In the Texas Hill Country near Kerrville and Bandera, it’s not uncommon to see peculiar fauna behind fences near the highways. Various ranches here keep exotic game for sport or meat: bison, gazelles, emus and ostriches. But yesterday, I drove past a sculpture that caught my eye, and it’s of an animal I’d seen aplenty in Egypt and Jordan, but never in Texas.
This sculpture of a camel sits just off a highway on the way to Bandera. At the Camp Verde General Store, the camel is king. The store was established in 1857, when the land it sits on was a US Army outpost.
In 1854, Jefferson Davis, then the Secretary of War (in a few years he would become President of the Confederacy), issued an order for an experiment in Army transportation.
The arid climates of western Texas were often a hardship for those who had to travel in them: Pony Express horses would wilt from lack of water, and infantrymen would do the same. The harsh and waterless region proved dangerous and often fatal. With a $30,000 appropriation from Congress, the army imported swift dromedaries and burden camels from Egypt and shipped them to Texas, where they ended up at Camp Verde. The camels proved to be perfect pack animals for the climate here, carrying heavier loads and traveling farther than horses.

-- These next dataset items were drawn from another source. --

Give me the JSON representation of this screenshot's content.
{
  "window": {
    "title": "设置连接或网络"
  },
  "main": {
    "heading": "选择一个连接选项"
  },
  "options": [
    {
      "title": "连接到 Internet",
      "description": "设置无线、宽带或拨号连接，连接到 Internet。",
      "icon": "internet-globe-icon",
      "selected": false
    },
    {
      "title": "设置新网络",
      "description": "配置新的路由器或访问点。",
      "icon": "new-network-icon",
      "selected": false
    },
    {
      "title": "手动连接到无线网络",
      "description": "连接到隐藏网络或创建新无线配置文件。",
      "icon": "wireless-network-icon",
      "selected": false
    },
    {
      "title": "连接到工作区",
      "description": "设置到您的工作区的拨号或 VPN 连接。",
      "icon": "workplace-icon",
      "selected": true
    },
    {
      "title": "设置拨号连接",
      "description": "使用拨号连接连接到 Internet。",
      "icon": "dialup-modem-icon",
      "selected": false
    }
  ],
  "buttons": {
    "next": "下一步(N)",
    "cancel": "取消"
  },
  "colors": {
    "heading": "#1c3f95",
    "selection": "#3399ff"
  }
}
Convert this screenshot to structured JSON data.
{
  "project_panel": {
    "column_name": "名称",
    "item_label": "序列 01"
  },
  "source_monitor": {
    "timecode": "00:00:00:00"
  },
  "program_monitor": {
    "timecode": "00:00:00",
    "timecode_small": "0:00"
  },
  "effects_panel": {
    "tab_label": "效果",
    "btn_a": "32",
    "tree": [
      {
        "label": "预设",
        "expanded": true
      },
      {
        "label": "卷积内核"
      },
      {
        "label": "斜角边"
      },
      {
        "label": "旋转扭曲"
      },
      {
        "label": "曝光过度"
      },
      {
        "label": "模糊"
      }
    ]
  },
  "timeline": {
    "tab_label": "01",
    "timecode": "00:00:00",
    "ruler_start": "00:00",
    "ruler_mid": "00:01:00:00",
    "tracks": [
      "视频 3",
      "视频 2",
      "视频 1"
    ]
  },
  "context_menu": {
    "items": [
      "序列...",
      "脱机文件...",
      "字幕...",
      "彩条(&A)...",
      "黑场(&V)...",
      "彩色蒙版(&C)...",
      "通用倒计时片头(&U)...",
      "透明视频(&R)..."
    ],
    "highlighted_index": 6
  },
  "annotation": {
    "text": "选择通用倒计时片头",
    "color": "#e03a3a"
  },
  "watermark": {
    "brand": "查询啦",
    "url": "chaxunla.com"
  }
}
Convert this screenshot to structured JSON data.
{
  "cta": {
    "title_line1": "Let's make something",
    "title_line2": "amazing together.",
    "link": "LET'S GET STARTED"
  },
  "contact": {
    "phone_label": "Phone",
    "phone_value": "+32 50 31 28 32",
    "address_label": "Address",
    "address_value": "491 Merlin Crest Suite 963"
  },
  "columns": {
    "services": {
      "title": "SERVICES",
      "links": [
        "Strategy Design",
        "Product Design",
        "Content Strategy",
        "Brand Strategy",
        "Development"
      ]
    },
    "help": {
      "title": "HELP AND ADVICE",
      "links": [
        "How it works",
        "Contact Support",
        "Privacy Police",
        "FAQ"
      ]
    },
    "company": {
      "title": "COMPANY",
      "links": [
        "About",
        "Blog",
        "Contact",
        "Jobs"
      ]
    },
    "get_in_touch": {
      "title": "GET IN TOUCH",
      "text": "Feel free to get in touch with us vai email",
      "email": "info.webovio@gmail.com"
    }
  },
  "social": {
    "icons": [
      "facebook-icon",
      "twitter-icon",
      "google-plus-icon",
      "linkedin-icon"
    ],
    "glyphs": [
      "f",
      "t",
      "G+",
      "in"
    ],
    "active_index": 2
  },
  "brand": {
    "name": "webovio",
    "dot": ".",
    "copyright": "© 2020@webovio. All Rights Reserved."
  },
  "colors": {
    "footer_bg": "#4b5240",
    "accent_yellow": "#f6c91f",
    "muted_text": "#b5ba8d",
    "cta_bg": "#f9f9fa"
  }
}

When the Civil War broke out, there were 53 camels at Camp Verde. The fort passed into the hands of the Confederacy in 1861, and was recaptured by the US Government in 1865. By then, the number of camels had grown to 100.
With reconstruction taking up the resources of the government, the army halted the program, and the fort was deactivated in 1869.
The camels were distributed to circuses, and, by some accounts, a large part of the herd was bought by a local family named Coopwood, who contracted with the US Postal Service to carry mail between Texas and Mexico. Thievery and mishaps scuttled that operation, and many of the animals were confiscated and set loose in Arizona. But Coopwood kept some of the beasts, and bred them for years afterward.
One account from a website said: “According to Coopwood’s descendants the camels were once the hit of Austin’s Mardi Gras parade. The King of the Carnival’s float was drawn by thirty-two camels, each camel was lead by a costumed Negro holding a lighted torch.”
But it might be nice to see camels again, mingling with the other exotic critters in the Hill Country pastures.
The Camp Verde General Store and Post Office does its part to keep the spirit of the great camel experiment alive. Nearly every nook and cranny of the reconstructed building is inhabited with the figure of one of these so-called ships of the desert.